It depends on the business and system.

If your userId is unique and will be unique all the time, you can use userId as your primary key. But if you ever want to expand your system, it will make things difficult. I advise you to add a foreign key in table user to make a relationship with table profile instead of adding a foreign key in table profile.


Short answer: DEPENDS.... In this particular case, it might be fine. However, experts will recommend against it just about every time; including your case.


Keys are seldomly unique in tables when they are foreign (originated in another table) to the table in question. For example, an item ID might be unique in an ITEMS table, but not in an ORDERS table, since the same type of item will most likely exist in another order. Likewise, order IDs might be unique (might) in the ORDERS table, but not in some other table like ORDER_DETAILS where an order with multiple line items can exist and to query against a particular item in a particular order, you need the concatenation of two FK (order_id and item_id) as the PK for this table.

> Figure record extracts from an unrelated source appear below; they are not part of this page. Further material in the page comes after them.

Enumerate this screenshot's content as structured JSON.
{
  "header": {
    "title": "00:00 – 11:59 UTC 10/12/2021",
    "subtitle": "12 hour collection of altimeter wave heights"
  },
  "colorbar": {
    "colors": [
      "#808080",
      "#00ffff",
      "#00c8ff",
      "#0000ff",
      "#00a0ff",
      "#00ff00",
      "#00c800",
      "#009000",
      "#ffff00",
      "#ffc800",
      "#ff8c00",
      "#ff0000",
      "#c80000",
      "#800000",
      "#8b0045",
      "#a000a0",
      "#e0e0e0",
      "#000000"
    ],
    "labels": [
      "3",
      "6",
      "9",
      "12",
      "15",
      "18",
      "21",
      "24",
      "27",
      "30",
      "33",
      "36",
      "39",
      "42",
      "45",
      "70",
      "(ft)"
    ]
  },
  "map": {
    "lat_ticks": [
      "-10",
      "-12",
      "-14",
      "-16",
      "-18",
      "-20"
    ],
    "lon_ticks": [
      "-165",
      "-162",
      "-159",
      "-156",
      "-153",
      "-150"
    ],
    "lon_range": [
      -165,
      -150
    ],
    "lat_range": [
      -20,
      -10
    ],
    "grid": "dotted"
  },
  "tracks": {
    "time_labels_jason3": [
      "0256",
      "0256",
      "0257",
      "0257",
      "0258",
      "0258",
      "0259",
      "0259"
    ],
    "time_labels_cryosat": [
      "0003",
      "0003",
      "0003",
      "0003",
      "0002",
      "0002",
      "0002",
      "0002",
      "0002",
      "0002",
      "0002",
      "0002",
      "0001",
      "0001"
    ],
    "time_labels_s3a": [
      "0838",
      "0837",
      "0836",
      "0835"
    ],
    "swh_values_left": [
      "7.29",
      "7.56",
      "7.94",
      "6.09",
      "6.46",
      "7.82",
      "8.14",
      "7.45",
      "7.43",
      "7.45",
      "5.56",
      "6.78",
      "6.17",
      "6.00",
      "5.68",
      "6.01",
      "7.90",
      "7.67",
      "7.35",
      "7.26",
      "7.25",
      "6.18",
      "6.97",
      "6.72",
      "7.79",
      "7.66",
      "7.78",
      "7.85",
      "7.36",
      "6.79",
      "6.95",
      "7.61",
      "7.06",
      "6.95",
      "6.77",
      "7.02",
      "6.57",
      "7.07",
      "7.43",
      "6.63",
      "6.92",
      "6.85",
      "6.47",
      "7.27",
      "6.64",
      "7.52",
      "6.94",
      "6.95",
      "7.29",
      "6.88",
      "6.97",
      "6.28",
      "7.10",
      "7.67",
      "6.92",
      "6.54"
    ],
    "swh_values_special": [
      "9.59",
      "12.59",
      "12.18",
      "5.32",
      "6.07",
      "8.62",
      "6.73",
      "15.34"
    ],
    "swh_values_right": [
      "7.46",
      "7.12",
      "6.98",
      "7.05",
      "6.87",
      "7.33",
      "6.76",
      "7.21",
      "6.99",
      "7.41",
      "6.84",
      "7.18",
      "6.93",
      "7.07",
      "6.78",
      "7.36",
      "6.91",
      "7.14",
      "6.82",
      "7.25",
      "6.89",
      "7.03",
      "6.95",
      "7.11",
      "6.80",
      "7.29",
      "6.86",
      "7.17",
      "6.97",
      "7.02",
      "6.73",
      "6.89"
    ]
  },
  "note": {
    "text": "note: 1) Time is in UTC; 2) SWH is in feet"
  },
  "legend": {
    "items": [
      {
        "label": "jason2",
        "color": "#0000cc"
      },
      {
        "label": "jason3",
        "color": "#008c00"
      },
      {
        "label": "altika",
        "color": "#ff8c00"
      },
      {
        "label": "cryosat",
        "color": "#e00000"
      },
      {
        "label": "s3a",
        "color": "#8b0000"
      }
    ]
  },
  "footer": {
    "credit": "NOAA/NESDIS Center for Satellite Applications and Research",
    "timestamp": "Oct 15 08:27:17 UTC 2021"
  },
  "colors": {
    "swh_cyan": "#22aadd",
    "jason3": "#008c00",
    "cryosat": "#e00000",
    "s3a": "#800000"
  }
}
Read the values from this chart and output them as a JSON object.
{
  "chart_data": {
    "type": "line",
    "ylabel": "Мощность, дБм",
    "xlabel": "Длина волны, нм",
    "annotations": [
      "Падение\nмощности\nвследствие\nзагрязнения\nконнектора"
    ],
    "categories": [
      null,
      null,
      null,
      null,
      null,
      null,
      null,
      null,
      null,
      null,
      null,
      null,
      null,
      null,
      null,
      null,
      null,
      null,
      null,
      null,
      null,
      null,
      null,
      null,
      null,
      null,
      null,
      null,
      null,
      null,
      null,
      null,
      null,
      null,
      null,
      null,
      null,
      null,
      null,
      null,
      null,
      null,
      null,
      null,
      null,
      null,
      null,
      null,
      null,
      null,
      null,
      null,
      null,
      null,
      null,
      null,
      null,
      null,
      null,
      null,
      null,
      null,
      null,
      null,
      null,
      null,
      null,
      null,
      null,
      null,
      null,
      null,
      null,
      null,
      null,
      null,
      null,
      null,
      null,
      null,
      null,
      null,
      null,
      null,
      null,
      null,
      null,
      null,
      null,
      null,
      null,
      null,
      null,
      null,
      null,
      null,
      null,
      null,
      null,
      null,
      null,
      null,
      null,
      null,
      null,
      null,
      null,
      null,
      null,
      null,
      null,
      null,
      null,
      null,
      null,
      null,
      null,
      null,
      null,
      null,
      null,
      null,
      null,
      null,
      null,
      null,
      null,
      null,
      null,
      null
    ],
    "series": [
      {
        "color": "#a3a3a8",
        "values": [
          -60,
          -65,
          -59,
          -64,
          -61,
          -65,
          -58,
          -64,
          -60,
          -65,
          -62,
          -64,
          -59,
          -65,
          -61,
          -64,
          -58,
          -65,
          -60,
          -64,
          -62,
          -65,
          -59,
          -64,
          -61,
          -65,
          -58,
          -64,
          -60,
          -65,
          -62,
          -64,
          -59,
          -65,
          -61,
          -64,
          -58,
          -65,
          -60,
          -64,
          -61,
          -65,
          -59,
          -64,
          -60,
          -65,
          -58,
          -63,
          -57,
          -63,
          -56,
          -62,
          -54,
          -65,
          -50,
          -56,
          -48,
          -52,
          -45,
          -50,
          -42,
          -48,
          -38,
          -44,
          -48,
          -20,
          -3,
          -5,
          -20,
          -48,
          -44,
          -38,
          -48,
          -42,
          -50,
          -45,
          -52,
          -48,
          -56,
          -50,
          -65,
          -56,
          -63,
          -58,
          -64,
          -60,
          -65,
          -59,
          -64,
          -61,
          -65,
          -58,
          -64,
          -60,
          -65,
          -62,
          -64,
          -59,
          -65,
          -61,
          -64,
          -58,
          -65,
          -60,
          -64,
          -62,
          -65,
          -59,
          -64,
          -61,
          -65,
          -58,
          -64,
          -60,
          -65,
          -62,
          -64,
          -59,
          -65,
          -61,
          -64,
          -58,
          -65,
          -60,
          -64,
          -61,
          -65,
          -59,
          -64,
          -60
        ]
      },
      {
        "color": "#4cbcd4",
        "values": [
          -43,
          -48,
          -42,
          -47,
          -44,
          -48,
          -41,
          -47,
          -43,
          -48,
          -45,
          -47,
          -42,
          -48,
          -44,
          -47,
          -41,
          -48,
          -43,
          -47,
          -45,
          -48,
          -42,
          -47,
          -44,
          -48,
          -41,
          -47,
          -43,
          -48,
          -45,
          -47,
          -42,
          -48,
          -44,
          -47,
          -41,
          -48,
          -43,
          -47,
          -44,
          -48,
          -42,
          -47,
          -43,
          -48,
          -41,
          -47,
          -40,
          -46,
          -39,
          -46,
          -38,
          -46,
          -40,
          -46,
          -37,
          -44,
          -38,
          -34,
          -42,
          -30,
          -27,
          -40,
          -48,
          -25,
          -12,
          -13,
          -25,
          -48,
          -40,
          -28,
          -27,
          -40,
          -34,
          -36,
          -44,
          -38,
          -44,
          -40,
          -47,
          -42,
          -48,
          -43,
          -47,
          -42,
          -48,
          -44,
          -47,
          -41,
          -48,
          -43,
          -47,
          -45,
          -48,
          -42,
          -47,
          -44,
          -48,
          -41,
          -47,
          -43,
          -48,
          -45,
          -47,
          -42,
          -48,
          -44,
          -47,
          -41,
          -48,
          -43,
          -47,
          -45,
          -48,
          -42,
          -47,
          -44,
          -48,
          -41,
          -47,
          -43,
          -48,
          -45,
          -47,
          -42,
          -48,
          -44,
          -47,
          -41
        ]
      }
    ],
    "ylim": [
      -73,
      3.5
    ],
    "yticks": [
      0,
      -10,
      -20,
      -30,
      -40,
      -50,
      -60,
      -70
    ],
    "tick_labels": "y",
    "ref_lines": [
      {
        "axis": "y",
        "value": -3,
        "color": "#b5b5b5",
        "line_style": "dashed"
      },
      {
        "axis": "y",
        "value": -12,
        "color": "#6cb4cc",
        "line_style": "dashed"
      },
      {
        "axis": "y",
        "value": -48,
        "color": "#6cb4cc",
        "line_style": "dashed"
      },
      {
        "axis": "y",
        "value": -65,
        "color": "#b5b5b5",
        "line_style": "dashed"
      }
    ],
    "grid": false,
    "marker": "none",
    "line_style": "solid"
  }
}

I am not DB expert, but if you can justify logically to have an auto-generated value as your PK, I would do that. If this is not practical, then a concatenation of two (or maybe more) FK could serve as your PK. BUT, I cannot think of any case where a single FK value can be justified as the PK.


It is not totally applied for the question's case, but since I ended up on this question serching for other info and by reading some comments, I can say it is possible to only have a FK in a table and get unique values. You can use a column that have classes, which can only be assigned 1 time, it works almost like and ID, however it could be done in the case you want to use a unique categorical value that distinguish each record.